The US has a dedicated VHF channel for marine forecasts, something that is not generally available in Europe, partly for cost reasons and partly because of lack of available VHF channels. However, our three hourly forecastson VHF should be enough for those that know the schedules and take the trouble to use them.

Continuous weather forecasts are available around Italy on VHF Ch 68 in Italian and English. These are very good computer generated voice although the content also seems to be highly automated and is pretty poor. I would not like to see the UK going down that route.

Premium rated services are available by telephone. At a commendably low price and there is also, the useful Talk to a Forecaster service.

What about the GMDSS?

The MCA has a responsibility to provide weather information under the terms of the SOLAS convention. The UK as a contracting nation, has undertaken, in co-operation with other nations, to

  • Warn ships of gales, storms and tropical cyclones.
  • Issue, at least twice daily, weather information suitable for shipping in text and, as far as practicable, graphic form.
  • Arrange, if practicable, for the publication and making available of daily weather charts for the information of departing ships.

The MCA has got to be able to argue with HM Treasury for funds to provide a level of service that is commensurate with these undertakings for all mariners in UK waters.

It is not easy to come to a water tight definition of those needs and a Treasury, strapped for cash, will obviously seek to reduce costs as far as possible.

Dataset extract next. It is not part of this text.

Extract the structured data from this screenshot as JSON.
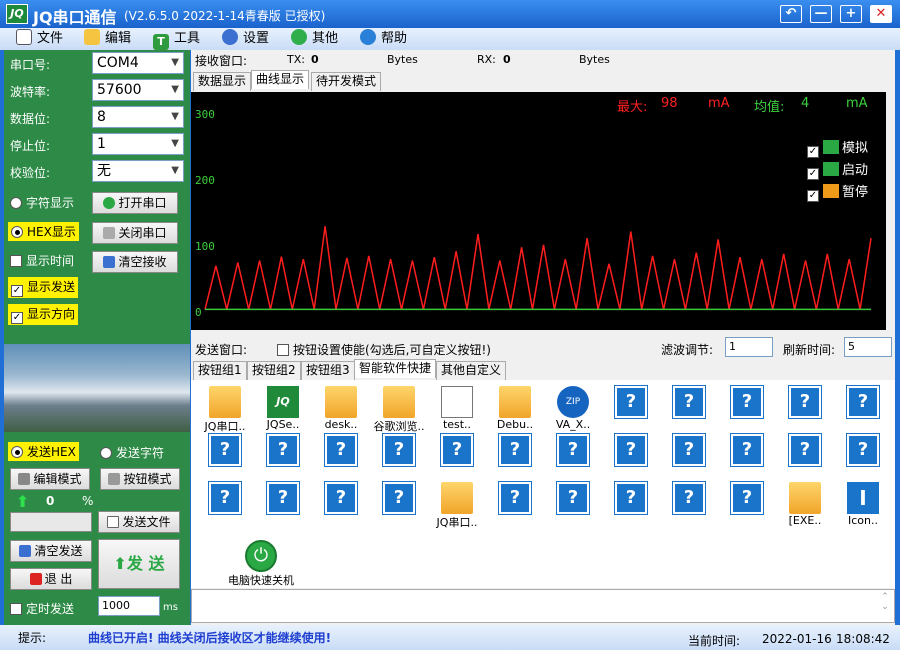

It will seek ways by which the user pays. Counter arguments about the benefit to the national economy of a marine forecast service free at the point of use, benefits to rescue services do not always carry weight with ministers with many other calls on their budgets.

Partly as a result of discussions with the RYA and CYCC, the MCA now funds an excellent weather MSI service. How much scope there will be for further improvements to that service has yet to be seen. It will be an uphill battle.